Making health care less efficient?
Patients could show up and hand over their memory stick or a Internet address for the files, but doctors on the receiving end might be wary of believing what the records says. “It’s outside a protected chain,” Leiber says. “The second doctors are going to repeat those tests.”
{ 7 comments… read them below or add one }
Why wouldn’t they believe it?
A patient hands you a USB stick. His thumb print, taken on your thumb print reader matches what’s stored on the stick, he answers the security question correctly.
Tests on the stick are in a tamper-resistant format with dates. What’s not to believe? Yes, they could be outdated, or reports could be missing or presented on paper because the provider didn’t write them to the device.
Why would you think that a stick that is the patients possession would be less secure than something you’d punch up from a large database that is subject to heaven-knows what kind of hacking and tom foolery?
With bio-identifiers it would be less subject to identity theft risk.
Personal health records generally mean patient generated records. They are no different from a history taken by the physician except for their electronic form, lack of privacy protection, and being prepared before the visit to the doctor.
They may be inaccurate because of misinterpretation by the patient as he enters the information–this is virtually the norm in taking a history and a major skill in medical practice is evaluating and accounting for unintentional distortions in the history.
They also may be inaccurate because of intentional omissions. Everyone has something to hide, something they are ashamed of, something they don’t think you need to know anyway–but they don’t know, they aren’t their doctor. When taking a history, a good clinician makes judgments as the information unfolds about where the omissions likely are and how important it is to tease out the information vs. letting it slide.
They may also be inaccurate because of intentional misinformation in an effort to defraud or manipulate. I have seen forged records of kidney stones and cancer histories brought in by opiate seekers. I am held responsible by the DEA for my failure to detect such deceit. I have also seen record forgeries in disability cases. Putting it in electronic form doesn’t change the potential for outright falsification in patient generated records one bit. If we are talking about facility generated records that the patient carries, I can see an underground business in made-to-order records blooming immediately.
In short, they wouldn’t believe it if they aren’t rubes, because doctors control access to drugs and money and so get lied to each and every day they go to work.

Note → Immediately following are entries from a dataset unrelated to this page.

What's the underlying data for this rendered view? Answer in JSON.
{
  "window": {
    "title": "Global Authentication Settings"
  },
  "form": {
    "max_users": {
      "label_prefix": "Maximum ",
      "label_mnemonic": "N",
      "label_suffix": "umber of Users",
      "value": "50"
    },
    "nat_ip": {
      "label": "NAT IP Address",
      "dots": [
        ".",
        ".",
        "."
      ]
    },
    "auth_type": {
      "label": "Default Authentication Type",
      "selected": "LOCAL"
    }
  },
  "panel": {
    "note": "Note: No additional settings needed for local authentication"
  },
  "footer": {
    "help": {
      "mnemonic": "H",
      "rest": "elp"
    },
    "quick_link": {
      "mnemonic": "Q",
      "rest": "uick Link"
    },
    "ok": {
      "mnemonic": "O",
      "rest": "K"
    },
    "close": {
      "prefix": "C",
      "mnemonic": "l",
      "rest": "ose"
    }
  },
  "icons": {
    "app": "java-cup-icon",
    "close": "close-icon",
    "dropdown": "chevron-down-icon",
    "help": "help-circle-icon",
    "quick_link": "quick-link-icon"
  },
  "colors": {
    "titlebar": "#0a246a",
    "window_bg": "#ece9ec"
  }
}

This was a common problem in our military health system. To save costs, patients were required to carry their own charts from facility to facility, almost always unsealed. A significant minority of (usually psych)patients would take out pages they didn’t want in their record. Physicians would keep important information in separate shadow files, especially if they were concerned about liability issues.
The records could be stored alongside a digital signature. Each record could then be authenticated. Data privacy, integrity and authenticity are solved problems in the computer world.

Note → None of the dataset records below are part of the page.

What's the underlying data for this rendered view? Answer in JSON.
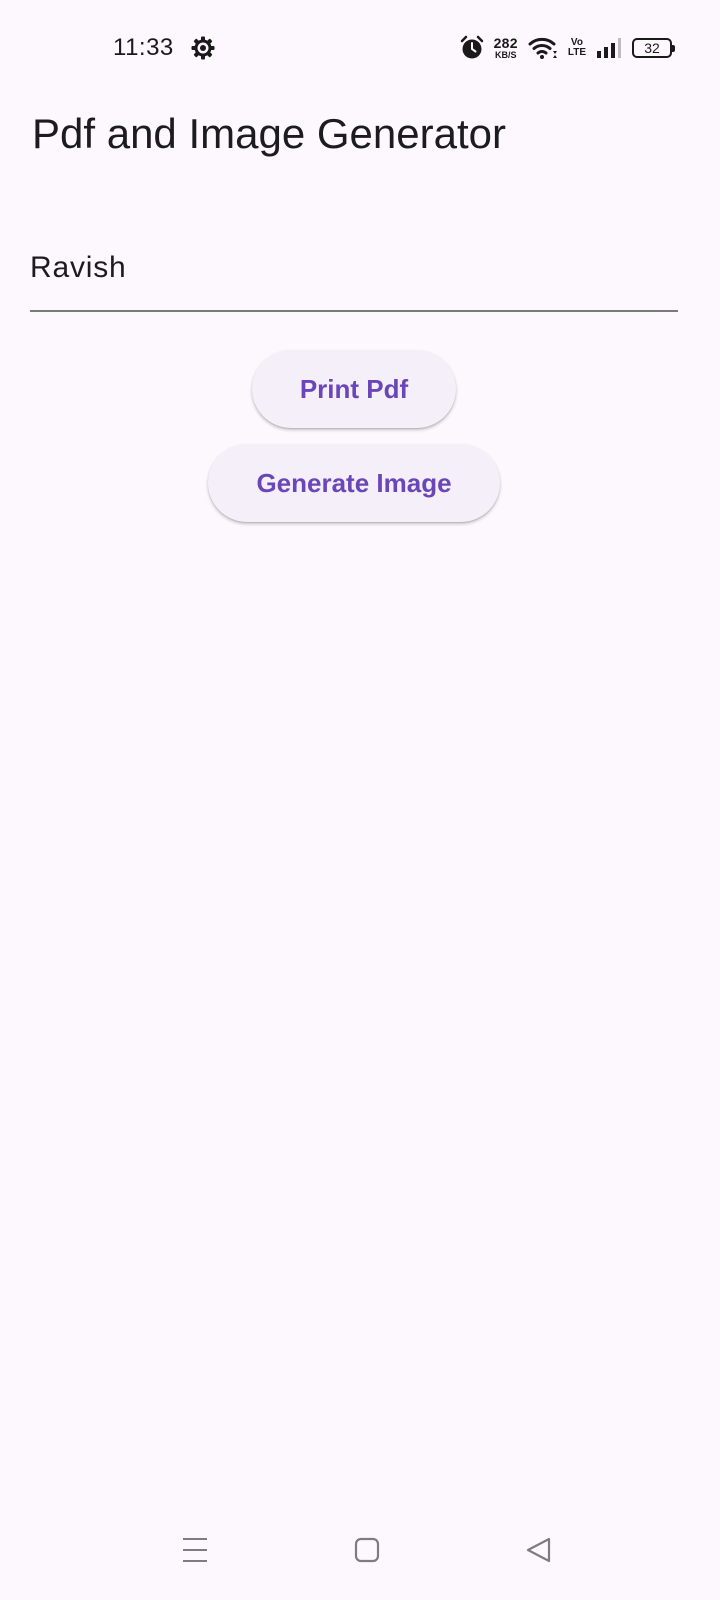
{
  "status_bar": {
    "time": "11:33",
    "net_speed_value": "282",
    "net_speed_unit": "KB/S",
    "volte_top": "Vo",
    "volte_bottom": "LTE",
    "battery": "32",
    "icons": [
      "settings-gear-icon",
      "alarm-icon",
      "wifi-icon",
      "signal-icon",
      "battery-icon"
    ]
  },
  "app_bar": {
    "title": "Pdf and Image Generator"
  },
  "form": {
    "name_value": "Ravish"
  },
  "buttons": {
    "print_pdf": "Print Pdf",
    "generate_image": "Generate Image"
  },
  "nav_bar": {
    "icons": [
      "menu-icon",
      "home-icon",
      "back-icon"
    ]
  },
  "colors": {
    "background": "#fdf8fd",
    "button_background": "#f4eff8",
    "button_text": "#6b46b8",
    "underline": "#7a7a7a"
  }
}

“Data privacy, integrity and authenticity are solved problems in the computer world.”
Really? At least one massive data security breach reported every week. Identity theft and fraud massive problems. A constant arms race by software makers trying to patch holes as fast as hackers can find them.
If they were “solved problems” there wouldn’t be so many people working to find better solutions.

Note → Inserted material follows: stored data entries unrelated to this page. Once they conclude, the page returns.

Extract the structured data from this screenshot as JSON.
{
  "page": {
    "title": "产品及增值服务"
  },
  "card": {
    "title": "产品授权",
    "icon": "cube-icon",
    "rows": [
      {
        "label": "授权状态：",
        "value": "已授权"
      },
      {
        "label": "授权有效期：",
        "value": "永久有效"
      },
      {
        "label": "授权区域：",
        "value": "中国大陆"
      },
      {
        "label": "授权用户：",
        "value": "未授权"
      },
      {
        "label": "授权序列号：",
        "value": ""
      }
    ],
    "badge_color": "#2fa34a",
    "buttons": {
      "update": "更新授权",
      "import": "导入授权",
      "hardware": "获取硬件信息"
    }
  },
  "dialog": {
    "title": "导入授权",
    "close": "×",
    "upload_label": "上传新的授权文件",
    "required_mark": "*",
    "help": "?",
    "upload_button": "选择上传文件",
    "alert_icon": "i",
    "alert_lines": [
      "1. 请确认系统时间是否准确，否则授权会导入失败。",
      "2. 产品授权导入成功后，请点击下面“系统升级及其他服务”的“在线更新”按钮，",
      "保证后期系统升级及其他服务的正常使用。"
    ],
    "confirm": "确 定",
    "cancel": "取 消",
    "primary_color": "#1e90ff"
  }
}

I have seen just as many inaccuracies in my own history that were doctor or nurse generated. No information system is 100%.
Truly, for some reasons physicians think they are special in regard to this particular issue? It does not matter what field it is, there will be inaccuracies in any given record. Any record should be reviewed with the patient - and, if possible, the other treating physicians. (This, I have rarely seen.)
Both the patient and the medical personnel are just human, and, well, GIGO is still the rule.
Anonymous, you’re comparing unrelated things. I guarantee that I can take a piece of data, encrypt it and digitally sign it, and make it absolutely impervious (for at least the next few decades) to unauthorized disclosure and tampering.
This has nothing to do with the following other problems:
* people steal things
* software has bugs
* people voluntarily disclose data to (evil) 3rd parties
* not all personal data is properly protected (physically if it exists in the physical world, or electronically if it exists in the electronic world, *despite* solutions existing)
We’re talking about patient records on a USB stick, not all things related to identity theft. The specific problem discussed here has been solved.